Cardiovascular researchers, like Dr. Rabinovitch-Nikitin are calling for the end of daylight saving time, as new studies conducted show just how bad the biannual change is for people with heart problems.

“If you have a genetic mutation in circadian or any disruption to the circadian, it can cause a defect in the quality control processes. That is why when you have a heart attack, the damage is greater, and the outcome is actually worse.”

Studies from the New England Journal of Medicine and the American Academy of Neurology have shown that the risk of heart attacks increases by 24 per cent on the Monday following the switch to DST in the spring, for shift workers, it’s much worse, at 40 per cent.

The risk of stroke increases in the following days of the switch, and sleep deprivation increases workplace accidents.

“So, there’s two things that are happening to us. We are losing an hour of sleep, and we are moving our body clocks away from the sun,” said Dr. Patricia Lakin-Thomas, Biology Professor, York University.

Dr.
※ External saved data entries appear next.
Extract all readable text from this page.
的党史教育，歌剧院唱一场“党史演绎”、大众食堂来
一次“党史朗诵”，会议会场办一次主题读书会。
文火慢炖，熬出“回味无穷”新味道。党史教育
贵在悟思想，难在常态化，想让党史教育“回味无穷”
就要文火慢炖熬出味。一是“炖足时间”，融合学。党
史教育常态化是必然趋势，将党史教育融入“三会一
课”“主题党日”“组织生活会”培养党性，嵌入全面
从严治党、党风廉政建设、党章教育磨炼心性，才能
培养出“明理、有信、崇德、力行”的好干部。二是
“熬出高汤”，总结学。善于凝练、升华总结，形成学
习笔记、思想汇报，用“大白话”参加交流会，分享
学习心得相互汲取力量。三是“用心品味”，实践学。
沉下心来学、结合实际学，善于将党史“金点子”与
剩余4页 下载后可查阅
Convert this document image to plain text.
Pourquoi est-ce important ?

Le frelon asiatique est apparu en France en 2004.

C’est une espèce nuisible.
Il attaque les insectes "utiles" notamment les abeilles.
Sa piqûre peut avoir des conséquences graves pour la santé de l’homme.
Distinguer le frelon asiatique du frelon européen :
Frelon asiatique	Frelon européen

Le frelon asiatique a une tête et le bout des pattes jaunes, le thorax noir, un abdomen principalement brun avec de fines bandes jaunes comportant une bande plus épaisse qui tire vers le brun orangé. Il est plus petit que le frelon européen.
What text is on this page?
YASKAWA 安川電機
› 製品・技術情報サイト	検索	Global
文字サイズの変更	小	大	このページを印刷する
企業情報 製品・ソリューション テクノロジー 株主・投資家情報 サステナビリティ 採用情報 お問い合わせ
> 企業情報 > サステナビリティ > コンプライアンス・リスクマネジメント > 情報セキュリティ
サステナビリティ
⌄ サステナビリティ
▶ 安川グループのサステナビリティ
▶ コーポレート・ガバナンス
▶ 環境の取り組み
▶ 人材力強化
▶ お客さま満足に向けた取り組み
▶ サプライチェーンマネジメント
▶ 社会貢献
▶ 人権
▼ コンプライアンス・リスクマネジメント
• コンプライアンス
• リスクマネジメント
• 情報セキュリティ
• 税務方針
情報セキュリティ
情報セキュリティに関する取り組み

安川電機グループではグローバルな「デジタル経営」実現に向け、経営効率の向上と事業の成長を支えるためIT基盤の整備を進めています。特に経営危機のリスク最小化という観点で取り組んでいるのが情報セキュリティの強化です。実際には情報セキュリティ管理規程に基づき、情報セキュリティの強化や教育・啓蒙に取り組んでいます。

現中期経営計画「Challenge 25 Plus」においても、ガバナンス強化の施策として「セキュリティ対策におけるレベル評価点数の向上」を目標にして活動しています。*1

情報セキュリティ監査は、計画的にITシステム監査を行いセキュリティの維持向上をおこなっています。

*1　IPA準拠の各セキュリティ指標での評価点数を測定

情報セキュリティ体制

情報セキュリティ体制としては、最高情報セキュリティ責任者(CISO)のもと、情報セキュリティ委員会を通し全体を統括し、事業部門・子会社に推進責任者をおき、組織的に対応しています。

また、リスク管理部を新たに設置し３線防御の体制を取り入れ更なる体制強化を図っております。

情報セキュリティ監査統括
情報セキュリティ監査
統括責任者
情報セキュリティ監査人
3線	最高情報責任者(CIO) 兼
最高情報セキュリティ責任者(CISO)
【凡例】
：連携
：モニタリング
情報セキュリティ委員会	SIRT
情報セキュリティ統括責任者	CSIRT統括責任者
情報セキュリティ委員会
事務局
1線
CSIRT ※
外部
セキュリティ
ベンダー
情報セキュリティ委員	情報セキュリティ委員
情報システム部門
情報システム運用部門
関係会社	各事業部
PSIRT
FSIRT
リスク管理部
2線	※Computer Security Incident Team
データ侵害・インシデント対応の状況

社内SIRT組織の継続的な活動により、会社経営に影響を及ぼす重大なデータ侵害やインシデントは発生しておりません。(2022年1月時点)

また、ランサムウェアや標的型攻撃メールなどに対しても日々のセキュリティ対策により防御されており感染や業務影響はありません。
Lakin-Thomas from York University says because our internal clocks run a bit slow, we rely on dawn light to reset our clock every day so we can be in line with the day and night cycle, but moving the clocks forward impacts that cycle.

“We’re putting ourselves into a chronic jet lag condition whenever we are daylight saving time. Our body is trying to follow the sun, and our social clock is telling us, we have to get up at a time when our body isn’t ready for.”

The Manitoba government said it is looking to do away with the time change after introducing a bill last year. B.C. plans to switch to permanent daylight saving time, but not until the U.S. passes similar legislation.

Rabinovitch-Nikitin believes moving to a permanent standard time would have more positive long-term health outcomes for Canadians.

“Basically, if we stay with the winter time, it means that the dark and light cycles are aligned better with our circadian rhythms,” said Dr. Rabinovitch-Nikitin.

Most of Canada will set clocks forward one hour on Sunday at 2:00 a.m.